How can a band top creating one of the great albums of all time? By accepting that they had captured they had intended to of a particular sound and breaking out with something new, U2 did just that when they released Achtung Baby as the studio follow-up to The Joshua Tree. Bringing a touch of mainland Europe into their sound made all the difference.
“Zoo Station” opens with some crunchy guitar work that is clearly an immediate sonic departure from The Edge’s signature ringing tones. The ringing is still there later in the song, disguised behind some well-placed feedback. The song has a strong upbeat rhythm and still features Bono’s whispered phrases and soaring choruses.
With the opening to the second song, “Even Better Than The Real Thing”, it is clear the new sound is here to stay and, what more, it works. Here, I hear a bit more of the U2 of old, but with a vibrancy not found eon earlier albums. Perhaps it is because Larry Mullen, Jr. is on top of the beat, but there is an aggressiveness to this song that makes it so good.
“One” mellows things a bit too quickly in a “Where did that come from?” kind of way. The song settles into a nice groove, complete with deeper lyrical content than the first two offerings. The conclusion evolves out of the groove with Bono’s resolute vocals. Time has dulled the power of those lines a bit, as I must have heard this song hundreds or even thousands of times in twenty years.
The next song, “Until the End of the World” is darker, with very strong Christian allusions. The song is about Jesus, but told from Judas’ perspective. The lyrical content overshadows the music a bit, partly because the melody is lyrical in itself. Overall, it is another strong offering from a great band still assembling their new sound.I
In my dream I was drowning my sorrows
But my sorrows, they learned to swim
“Who’s Gonna Ride Your Wild Horses” is the first song on the album that really sounds like it is from The Joshua Tree era. The song is a heartbroken ode to a free-spirited lover. Its likely inspiration was The Edge’s recent or ongoing divorce.
“So Cruel” is a pretty messed up song with a fantastic sound. It’s subject matter covers a relationship full of infidelity, where the male partner is forced to witness her sexual escapades. It would seem that her idea of love differs substantially from his, a fact that pains him to no end. Yet, he still loves her and she knows this, making each act of deviance one of cruelty for him. I might not have said this when the album was first released, but this may be the best song on it.
“The Fly” throws the album back into new musical territory. Hello, distortion! The song is notable as the introduction to Bono’s new stage persona, but it lacks the compelling riffs that grace “Even Better Than The Real Thing” and the next song.

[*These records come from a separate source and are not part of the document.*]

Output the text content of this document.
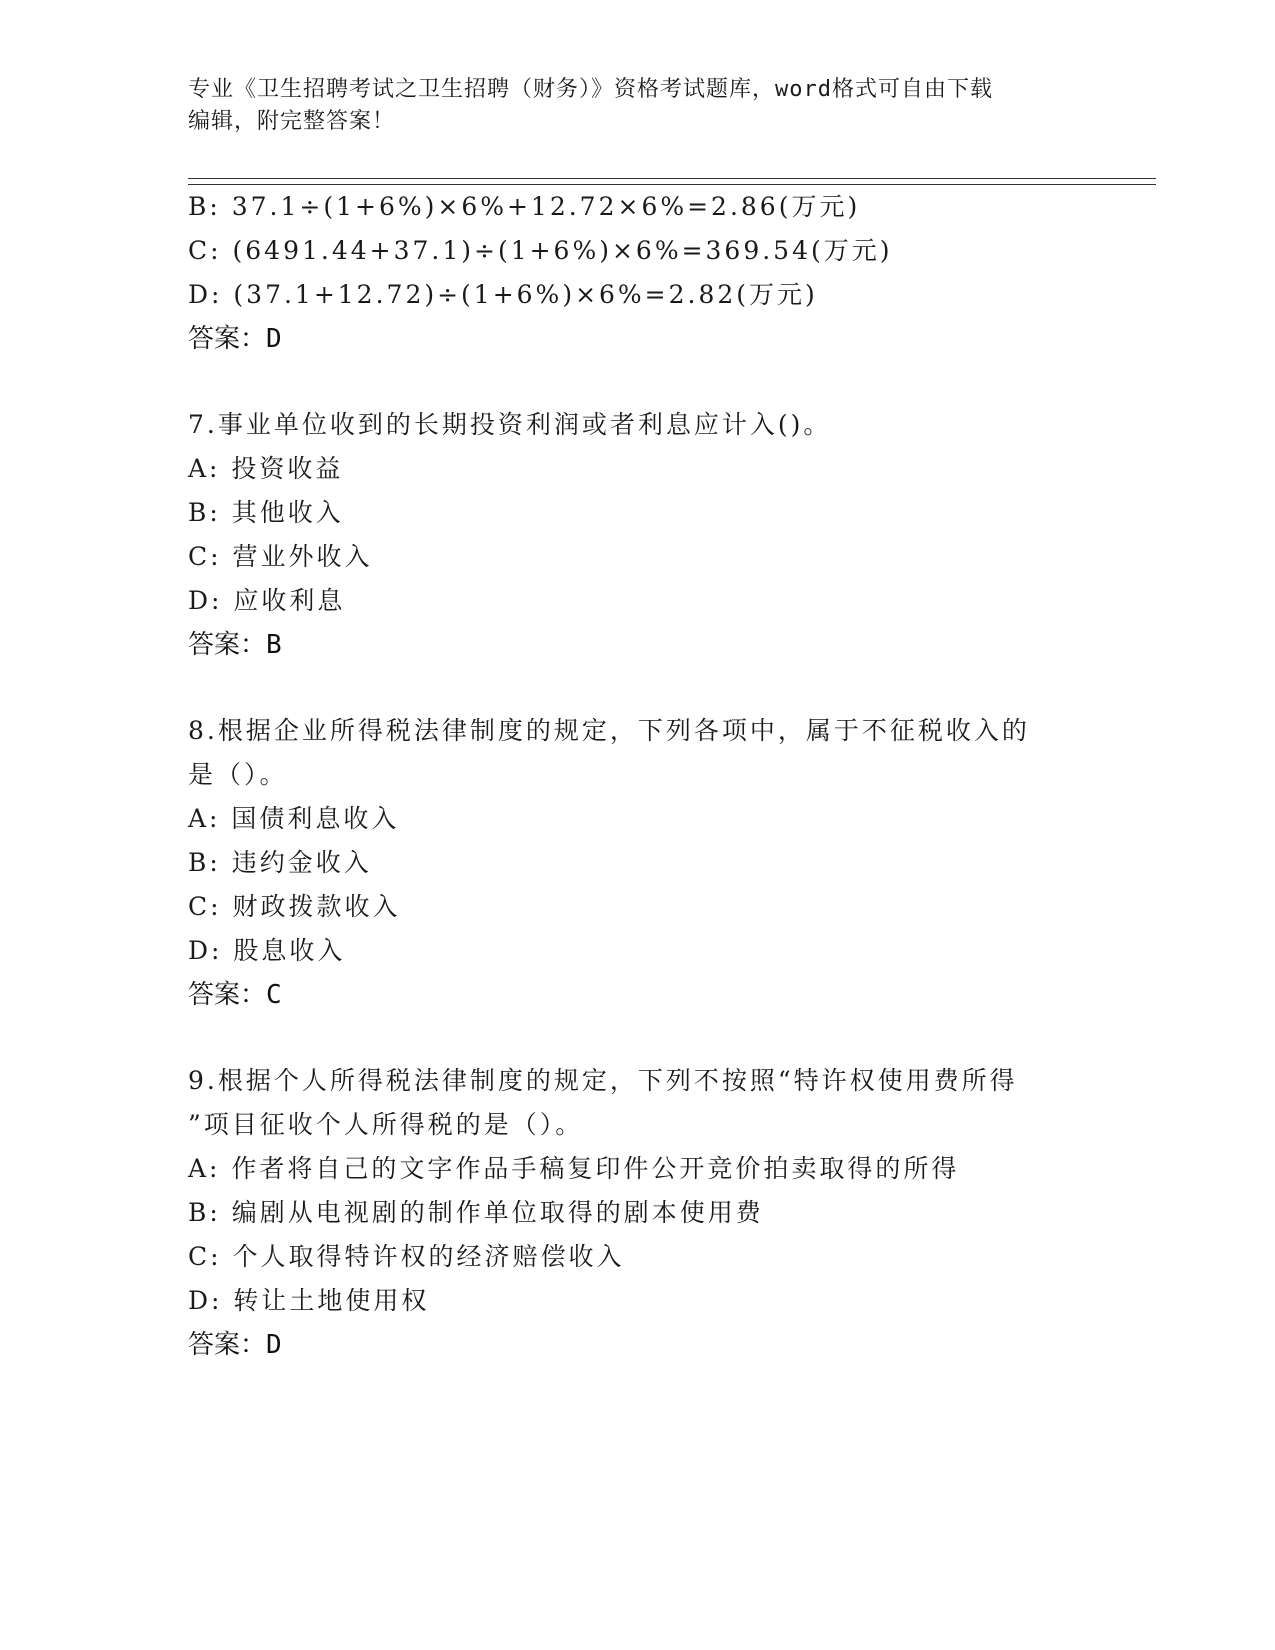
专业《卫生招聘考试之卫生招聘（财务）》资格考试题库，word格式可自由下载
编辑，附完整答案！
B: 37.1÷(1+6%)×6%+12.72×6%=2.86(万元)
C: (6491.44+37.1)÷(1+6%)×6%=369.54(万元)
D: (37.1+12.72)÷(1+6%)×6%=2.82(万元)
答案：D
7.事业单位收到的长期投资利润或者利息应计入()。
A: 投资收益
B: 其他收入
C: 营业外收入
D: 应收利息
答案：B
8.根据企业所得税法律制度的规定，下列各项中，属于不征税收入的
是（）。
A: 国债利息收入
B: 违约金收入
C: 财政拨款收入
D: 股息收入
答案：C
9.根据个人所得税法律制度的规定，下列不按照“特许权使用费所得
”项目征收个人所得税的是（）。
A: 作者将自己的文字作品手稿复印件公开竞价拍卖取得的所得
B: 编剧从电视剧的制作单位取得的剧本使用费
C: 个人取得特许权的经济赔偿收入
D: 转让土地使用权
答案：D
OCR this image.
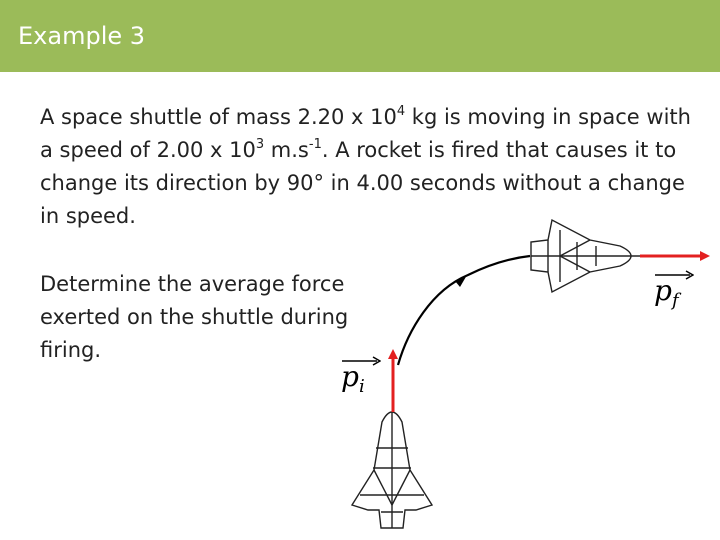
Example 3

A space shuttle of mass 2.20 x $10^4$ kg is moving in space with a speed of 2.00 x $10^3$ $m.s^{-1}$. A rocket is fired that causes it to change its direction by 90° in 4.00 seconds without a change in speed.

Determine the average force exerted on the shuttle during firing.

$p_i$
$p_f$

Oh yes, the next song. I don’t know a music fan who couldn’t name this song after hearing just the opening chord. “Mysterious Ways” was a huge success and that riff was a large part of it. The ambiguous lyrics help as well, the surface lyrics about a woman reveal a song about religious faith at a deeper level.

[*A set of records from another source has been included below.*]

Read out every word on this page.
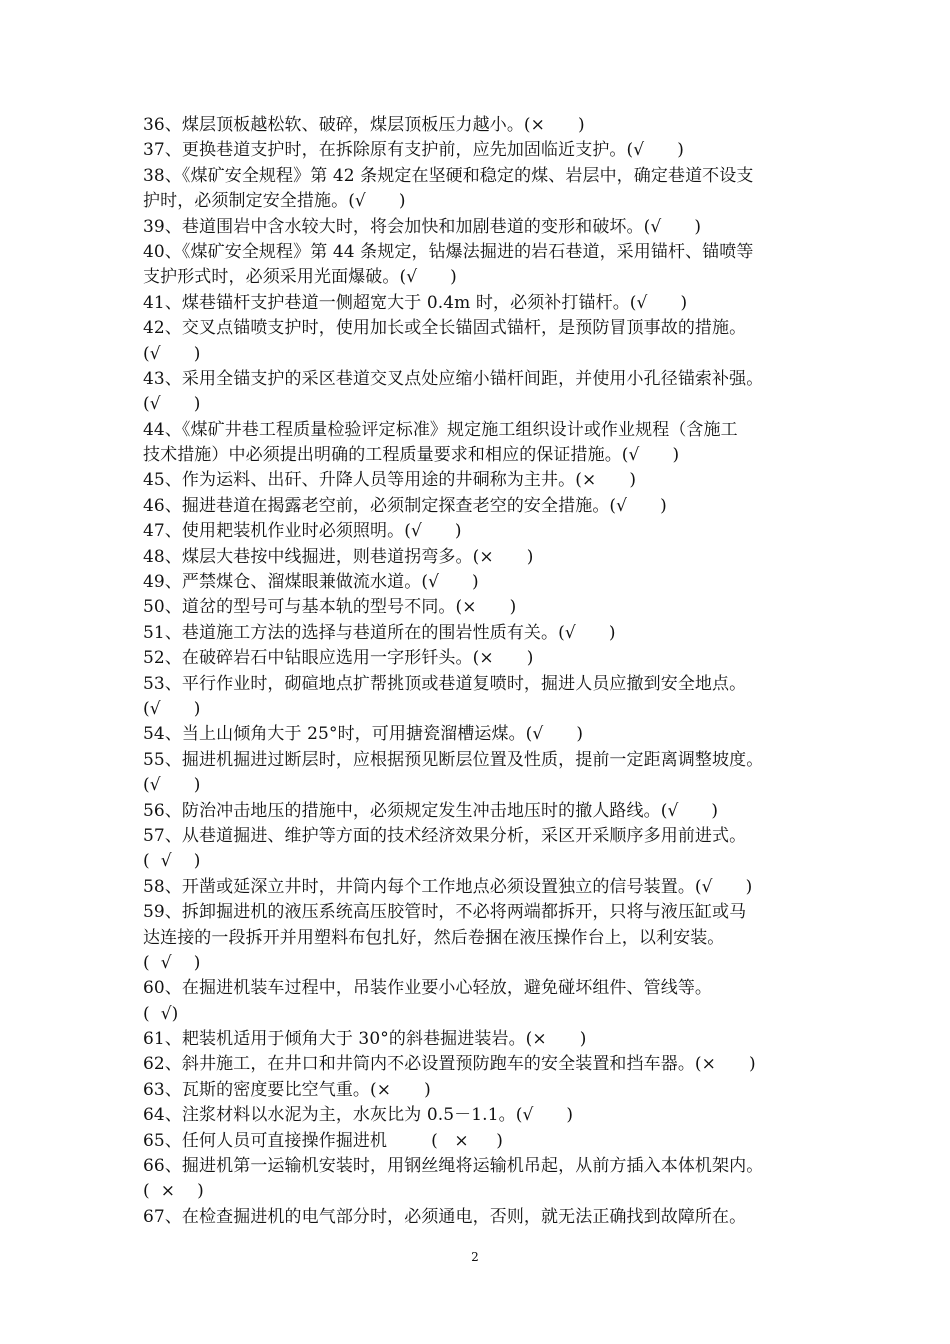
36、煤层顶板越松软、破碎，煤层顶板压力越小。(×      )
37、更换巷道支护时，在拆除原有支护前，应先加固临近支护。(√      )
38、《煤矿安全规程》第 42 条规定在坚硬和稳定的煤、岩层中，确定巷道不设支
护时，必须制定安全措施。(√      )
39、巷道围岩中含水较大时，将会加快和加剧巷道的变形和破坏。(√      )
40、《煤矿安全规程》第 44 条规定，钻爆法掘进的岩石巷道，采用锚杆、锚喷等
支护形式时，必须采用光面爆破。(√      )
41、煤巷锚杆支护巷道一侧超宽大于 0.4m 时，必须补打锚杆。(√      )
42、交叉点锚喷支护时，使用加长或全长锚固式锚杆，是预防冒顶事故的措施。
(√      )
43、采用全锚支护的采区巷道交叉点处应缩小锚杆间距，并使用小孔径锚索补强。
(√      )
44、《煤矿井巷工程质量检验评定标准》规定施工组织设计或作业规程（含施工
技术措施）中必须提出明确的工程质量要求和相应的保证措施。(√      )
45、作为运料、出矸、升降人员等用途的井硐称为主井。(×      )
46、掘进巷道在揭露老空前，必须制定探查老空的安全措施。(√      )
47、使用耙装机作业时必须照明。(√      )
48、煤层大巷按中线掘进，则巷道拐弯多。(×      )
49、严禁煤仓、溜煤眼兼做流水道。(√      )
50、道岔的型号可与基本轨的型号不同。(×      )
51、巷道施工方法的选择与巷道所在的围岩性质有关。(√      )
52、在破碎岩石中钻眼应选用一字形钎头。(×      )
53、平行作业时，砌碹地点扩帮挑顶或巷道复喷时，掘进人员应撤到安全地点。
(√      )
54、当上山倾角大于 25°时，可用搪瓷溜槽运煤。(√      )
55、掘进机掘进过断层时，应根据预见断层位置及性质，提前一定距离调整坡度。
(√      )
56、防治冲击地压的措施中，必须规定发生冲击地压时的撤人路线。(√      )
57、从巷道掘进、维护等方面的技术经济效果分析，采区开采顺序多用前进式。
(  √    )
58、开凿或延深立井时，井筒内每个工作地点必须设置独立的信号装置。(√      )
59、拆卸掘进机的液压系统高压胶管时，不必将两端都拆开，只将与液压缸或马
达连接的一段拆开并用塑料布包扎好，然后卷捆在液压操作台上，以利安装。
(  √    )
60、在掘进机装车过程中，吊装作业要小心轻放，避免碰坏组件、管线等。
(  √)
61、耙装机适用于倾角大于 30°的斜巷掘进装岩。(×      )
62、斜井施工，在井口和井筒内不必设置预防跑车的安全装置和挡车器。(×      )
63、瓦斯的密度要比空气重。(×      )
64、注浆材料以水泥为主，水灰比为 0.5－1.1。(√      )
65、任何人员可直接操作掘进机        (   ×     )
66、掘进机第一运输机安装时，用钢丝绳将运输机吊起，从前方插入本体机架内。
(  ×    )
67、在检查掘进机的电气部分时，必须通电，否则，就无法正确找到故障所在。
2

“Tryin’ to Throw Your Arms Around the World” is about the surrealism of fame and excess. It has a lazy sway about it as if it were not a big deal. The narrator remains resolute that he will return home to the woman he loves in the end.
Illuminating things we could not otherwise see is the theme of “Ultraviolet (Light My Way)”. Here we see the curing power that love can bring. The soaring chorus has returned in a style reminiscent of songs like “With or Without You”. Love anthems are clearly well within their repertoire and this one plays well.
“Acrobat” is a song about the mental gymnastics the narrator needs to believe in his religion. He no longer believes, but still cannot let go of what it has meant to him. The idea of dreaming “out loud” is appealing, but he realizes he can no longer follow that path.
The finale is a slower, more atmospheric song shrouded in layers of meaning. The rumbling bass and sharp, dissonant guitar build tension throughout the song. “Love is Blindness” could be about love and sex, but reads just as well as being about depression and suicide. I opt to believe the former, as it fits better with the rest of the album. The song fades away in a subtle manner, so that it evokes the appearance of mist burning off in the sun.
Twenty years have elapsed and Achtung Baby is still strong. When held up against The Joshua Tree, it is amazing that they were created by the same band, a clear testament to U2′s talent. They are both among the greatest albums of my lifetime and Achtung Baby is powerful enough to continue delivering the goods today.